Published: Nov. 10, 2020 By

Marvin Caruthers as a postdoc student

In 1954, solar energy pioneer and CU Boulder engineering professor George Löf was granted patent US2680565 for a solar heating apparatus and method. It was the first patent associated with the university.  

Nearly 30 years later, CU received another inaugural patent. This one helped change the course of global human health. 

Patent US4415732, filed in 1981 and granted in 1983, was CU’s first patent following the 1980 Bayh-Dole Act, which allowed universities to hold patents for federally funded inventions.

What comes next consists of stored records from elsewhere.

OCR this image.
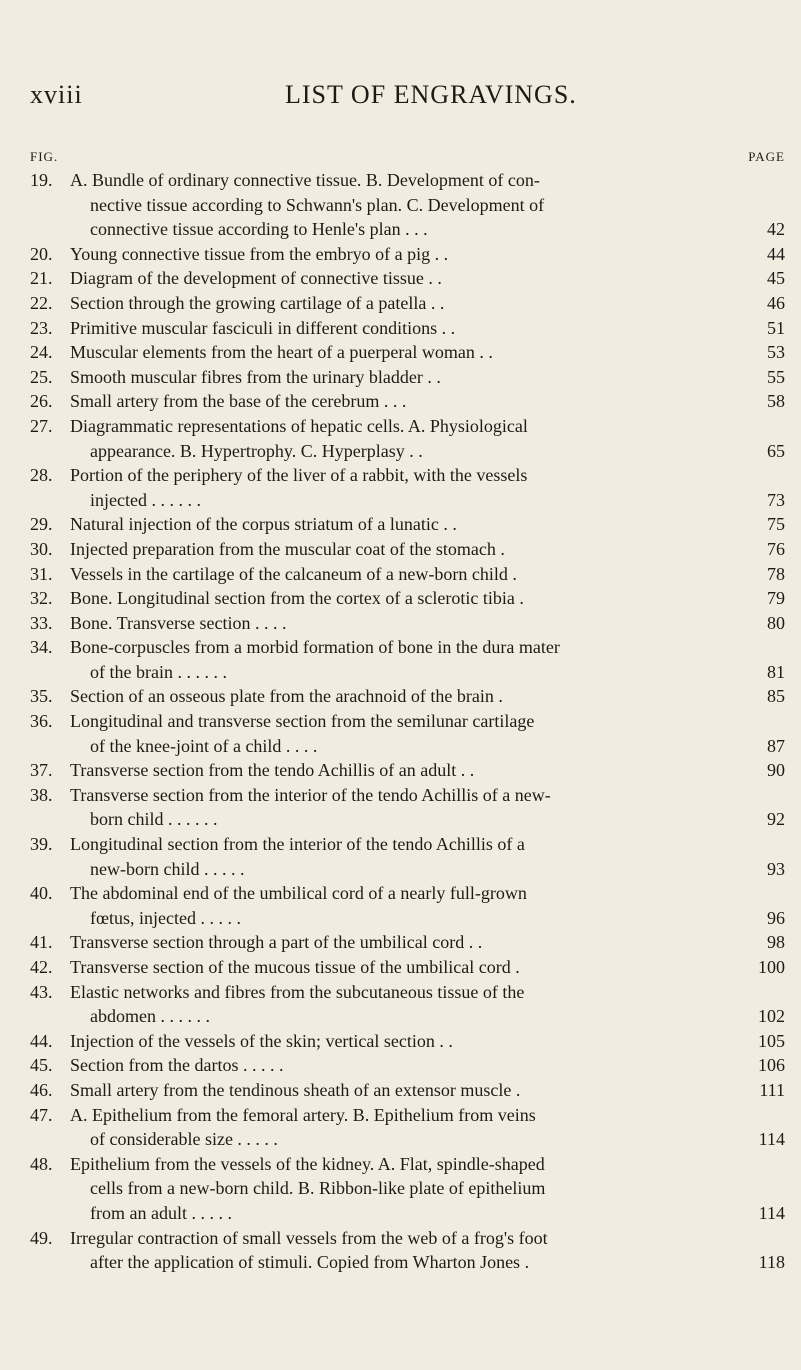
xviii	LIST OF ENGRAVINGS.
FIG.	PAGE
19. A. Bundle of ordinary connective tissue. B. Development of con-
nective tissue according to Schwann's plan. C. Development of
connective tissue according to Henle's plan . . .	42
20. Young connective tissue from the embryo of a pig . .	44
21. Diagram of the development of connective tissue . .	45
22. Section through the growing cartilage of a patella . .	46
23. Primitive muscular fasciculi in different conditions . .	51
24. Muscular elements from the heart of a puerperal woman . .	53
25. Smooth muscular fibres from the urinary bladder . .	55
26. Small artery from the base of the cerebrum . . .	58
27. Diagrammatic representations of hepatic cells. A. Physiological
appearance. B. Hypertrophy. C. Hyperplasy . .	65
28. Portion of the periphery of the liver of a rabbit, with the vessels
injected . . . . . .	73
29. Natural injection of the corpus striatum of a lunatic . .	75
30. Injected preparation from the muscular coat of the stomach .	76
31. Vessels in the cartilage of the calcaneum of a new-born child .	78
32. Bone. Longitudinal section from the cortex of a sclerotic tibia .	79
33. Bone. Transverse section . . . .	80
34. Bone-corpuscles from a morbid formation of bone in the dura mater
of the brain . . . . . .	81
35. Section of an osseous plate from the arachnoid of the brain .	85
36. Longitudinal and transverse section from the semilunar cartilage
of the knee-joint of a child . . . .	87
37. Transverse section from the tendo Achillis of an adult . .	90
38. Transverse section from the interior of the tendo Achillis of a new-
born child . . . . . .	92
39. Longitudinal section from the interior of the tendo Achillis of a
new-born child . . . . .	93
40. The abdominal end of the umbilical cord of a nearly full-grown
fœtus, injected . . . . .	96
41. Transverse section through a part of the umbilical cord . .	98
42. Transverse section of the mucous tissue of the umbilical cord .	100
43. Elastic networks and fibres from the subcutaneous tissue of the
abdomen . . . . . .	102
44. Injection of the vessels of the skin; vertical section . .	105
45. Section from the dartos . . . . .	106
46. Small artery from the tendinous sheath of an extensor muscle .	111
47. A. Epithelium from the femoral artery. B. Epithelium from veins
of considerable size . . . . .	114
48. Epithelium from the vessels of the kidney. A. Flat, spindle-shaped
cells from a new-born child. B. Ribbon-like plate of epithelium
from an adult . . . . .	114
49. Irregular contraction of small vessels from the web of a frog's foot
after the application of stimuli. Copied from Wharton Jones .	118
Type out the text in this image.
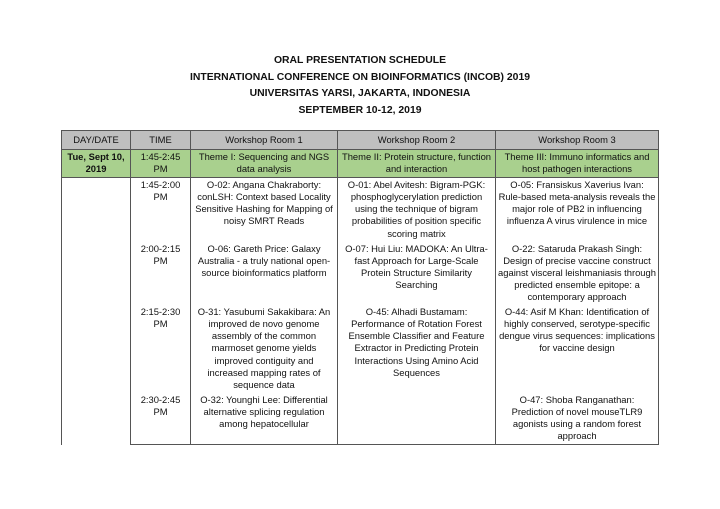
ORAL PRESENTATION SCHEDULE
INTERNATIONAL CONFERENCE ON BIOINFORMATICS (INCOB) 2019
UNIVERSITAS YARSI, JAKARTA, INDONESIA
SEPTEMBER 10-12, 2019
DAY/DATE	TIME	Workshop Room 1	Workshop Room 2	Workshop Room 3
Tue, Sept 10, 2019	1:45-2:45 PM	Theme I: Sequencing and NGS data analysis	Theme II: Protein structure, function and interaction	Theme III: Immuno informatics and host pathogen interactions
	1:45-2:00 PM	O-02: Angana Chakraborty: conLSH: Context based Locality Sensitive Hashing for Mapping of noisy SMRT Reads	O-01: Abel Avitesh: Bigram-PGK: phosphoglycerylation prediction using the technique of bigram probabilities of position specific scoring matrix	O-05: Fransiskus Xaverius Ivan: Rule-based meta-analysis reveals the major role of PB2 in influencing influenza A virus virulence in mice
	2:00-2:15 PM	O-06: Gareth Price: Galaxy Australia - a truly national open-source bioinformatics platform	O-07: Hui Liu: MADOKA: An Ultra-fast Approach for Large-Scale Protein Structure Similarity Searching	O-22: Sataruda Prakash Singh: Design of precise vaccine construct against visceral leishmaniasis through predicted ensemble epitope: a contemporary approach
	2:15-2:30 PM	O-31: Yasubumi Sakakibara: An improved de novo genome assembly of the common marmoset genome yields improved contiguity and increased mapping rates of sequence data	O-45: Alhadi Bustamam: Performance of Rotation Forest Ensemble Classifier and Feature Extractor in Predicting Protein Interactions Using Amino Acid Sequences	O-44: Asif M Khan: Identification of highly conserved, serotype-specific dengue virus sequences: implications for vaccine design
	2:30-2:45 PM	O-32: Younghi Lee: Differential alternative splicing regulation among hepatocellular		O-47: Shoba Ranganathan: Prediction of novel mouseTLR9 agonists using a random forest approach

Distinguished chemistry and biochemistry professor Marvin Caruthers — who remains on CU’s faculty — and research chemist Serge Beaucage — now chief of the FDA’s Laboratory of Biological Chemistry — were co-inventors on the patent, which helped pave the way for Amgen, now the world’s largest independent biotechnology company.

“There was never any doubt that my life’s work would somehow be involved with one of the natural or biological sciences,” wrote Caruthers in the Journal of Biological Chemistry. 

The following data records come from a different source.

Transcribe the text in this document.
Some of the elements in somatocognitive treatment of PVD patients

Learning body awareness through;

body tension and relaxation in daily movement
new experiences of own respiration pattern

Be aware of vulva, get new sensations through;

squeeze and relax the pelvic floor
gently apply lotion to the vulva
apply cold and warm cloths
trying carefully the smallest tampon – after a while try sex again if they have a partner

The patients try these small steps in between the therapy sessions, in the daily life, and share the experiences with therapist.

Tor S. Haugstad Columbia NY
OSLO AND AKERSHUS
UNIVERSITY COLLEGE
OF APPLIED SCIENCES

“Phosphoramidite Compounds and Processes” patented a new class of nucleoside phosphoramidites, a chemical that allowed scientists to create short DNA or RNA sequences in the lab. These synthesized sequences — called oligonucleotides — helped initiate research on bacteria, human growth hormones, DNA testing and more. 

Caruther’s work involving oligonucleotide synthesis, along with other prominent DNA sequencing research of the time, jumpstarted the now multi-billion-dollar biotechnology industry.
While continuing his research at CU Boulder, Caruthers co-founded both Applied Biosystems — which sold protein sequencing and DNA synthesizing instruments — and Amgen, which focused on genetic engineering in the early 1980s. 

In addition to his responsibilities at CU, Caruthers directed a group of Amgen scientists in Boulder to synthesize DNA for treatments to help the critically ill. One such treatment helped patients with severe kidney disease. Another greatly reduced infections associated with chemotherapy. 

Today, Caruthers maintains a small research group at CU and focuses on humanitarian interests including the development of new chemistries for the treatment of rare and fatal genetic diseases. The revolutionary days of the ’80s still stay with him. 

Said Caruthers: “In my laboratory, basic research is always a co-operative activity involving many colleagues. This patent is an example. Several, in addition to Beaucage, improved and modified the chemistry so that today, almost 40 years later, these methods for chemically synthesizing DNA and RNA remain state of the art.”